I am also guessing you don't know all the symptoms of pancreatits.
The critical factor is the low-fat for pancreatitis, but one of the symptoms is that the pancreas does not produce enough insulin while an animal is suffering from pancreatitis. You don't want to discourage insulin production in an already insulin-deprived animal. Diabetes mellitus is a side effect of pancreatitis in dogs (more so than in cats). You want stimulate the pancreas to produce insulin. In the most acute cases, dogs are actually taken off oral feedings and given insulin if necessary so that when feeding resumes, the body doesn't go into shock from the resumption of naturally producing insulin. If the diagnosis isn't acute, then the higher carbs keep the pancreas producing enough insulin. That diet is maintained until the pancreas stabilizes and the dog can resume a more normal diet, though they almost always have to stay on a low-fat diet.

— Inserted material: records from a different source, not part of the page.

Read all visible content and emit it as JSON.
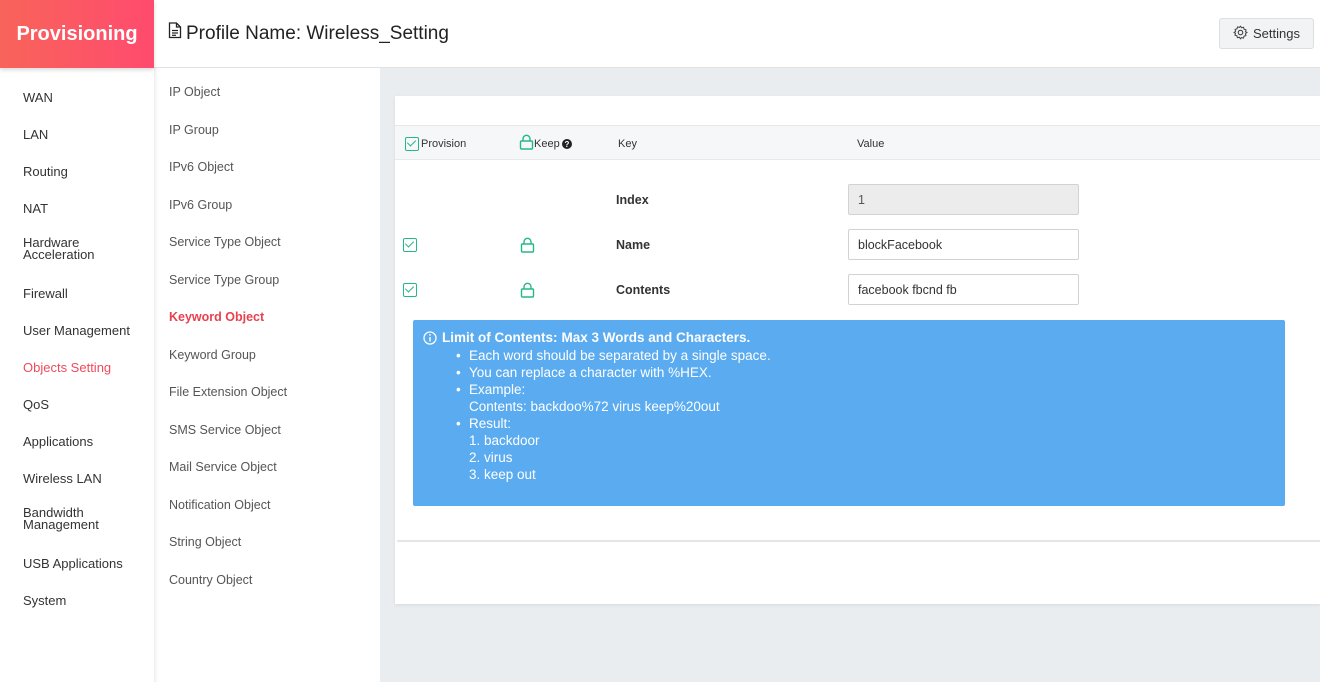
{
  "brand": "Provisioning",
  "header": {
    "title": "Profile Name: Wireless_Setting",
    "settings_label": "Settings"
  },
  "sidebar": {
    "items": [
      {
        "label": "WAN"
      },
      {
        "label": "LAN"
      },
      {
        "label": "Routing"
      },
      {
        "label": "NAT"
      },
      {
        "label": "Hardware Acceleration"
      },
      {
        "label": "Firewall"
      },
      {
        "label": "User Management"
      },
      {
        "label": "Objects Setting"
      },
      {
        "label": "QoS"
      },
      {
        "label": "Applications"
      },
      {
        "label": "Wireless LAN"
      },
      {
        "label": "Bandwidth Management"
      },
      {
        "label": "USB Applications"
      },
      {
        "label": "System"
      }
    ],
    "active": "Objects Setting"
  },
  "subnav": {
    "items": [
      {
        "label": "IP Object"
      },
      {
        "label": "IP Group"
      },
      {
        "label": "IPv6 Object"
      },
      {
        "label": "IPv6 Group"
      },
      {
        "label": "Service Type Object"
      },
      {
        "label": "Service Type Group"
      },
      {
        "label": "Keyword Object"
      },
      {
        "label": "Keyword Group"
      },
      {
        "label": "File Extension Object"
      },
      {
        "label": "SMS Service Object"
      },
      {
        "label": "Mail Service Object"
      },
      {
        "label": "Notification Object"
      },
      {
        "label": "String Object"
      },
      {
        "label": "Country Object"
      }
    ],
    "active": "Keyword Object"
  },
  "table": {
    "headers": {
      "provision": "Provision",
      "keep": "Keep",
      "key": "Key",
      "value": "Value"
    },
    "rows": [
      {
        "key": "Index",
        "value": "1",
        "disabled": true
      },
      {
        "key": "Name",
        "value": "blockFacebook",
        "provision": true,
        "keep": true
      },
      {
        "key": "Contents",
        "value": "facebook fbcnd fb",
        "provision": true,
        "keep": true
      }
    ]
  },
  "info": {
    "title_bold": "Limit of Contents:",
    "title_rest": "Max 3 Words and Characters.",
    "bullets": [
      "Each word should be separated by a single space.",
      "You can replace a character with %HEX.",
      "Example:",
      "Result:"
    ],
    "example_line": "Contents: backdoo%72 virus keep%20out",
    "results": [
      "1. backdoor",
      "2. virus",
      "3. keep out"
    ]
  },
  "colors": {
    "brand_gradient_start": "#f8645a",
    "brand_gradient_end": "#ff4b6e",
    "active_nav": "#f04a5d",
    "check_green": "#25b887",
    "info_blue": "#5aabf0"
  }
}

It is the fat that is brutal on the pancreas, not the carbs, and the duration of that diet depends on the condition of the animal. Most do go back to a more balanced diet or a prescription diet.
As for "not appeals to authority," I assume you mean that veterinarians and veterinary nutritionists don't count as experts in your opinion. I am going off literature I received from my vet, the diagnosing vet, discussions with my grandfathers (both of whom were vets), and the veterinary nutritionist I spoke with.
I did look for clinical studies on diets for dogs with pancreatitis, but the current popular study topic seems to be the debate over total parenteral nutrition or enteral nutrition for acute cases. I did find a site where I could pay large sums of money for some studies that might have been on point, but since I just spent several hundred dollars to treat my dog's pancreatitis and get a rather thorough education on canine pancreatits, I wasn't inclined to do that.
Perhaps this is your first foray into the world of low-carbing and paleo diets. If so, welcome. These communities are full of people who became sick, or sicker, following their doctors' advice to eat low fat, high carb diets full of "healthy whole grains" and the like. Diabetics in particular go downhill on such a diet. Sad to say, but a lot of "research" on nutrition is unreliable and unscientific, and actually flies in the face of biochemistry. (The Diabetes Update Blog and Richard Feinman's blog--see right--regularly post criticisms of such research.) So meaning no disrespect to your vets or grandfathers, we like to see either the mechanisms or reliable research for claims.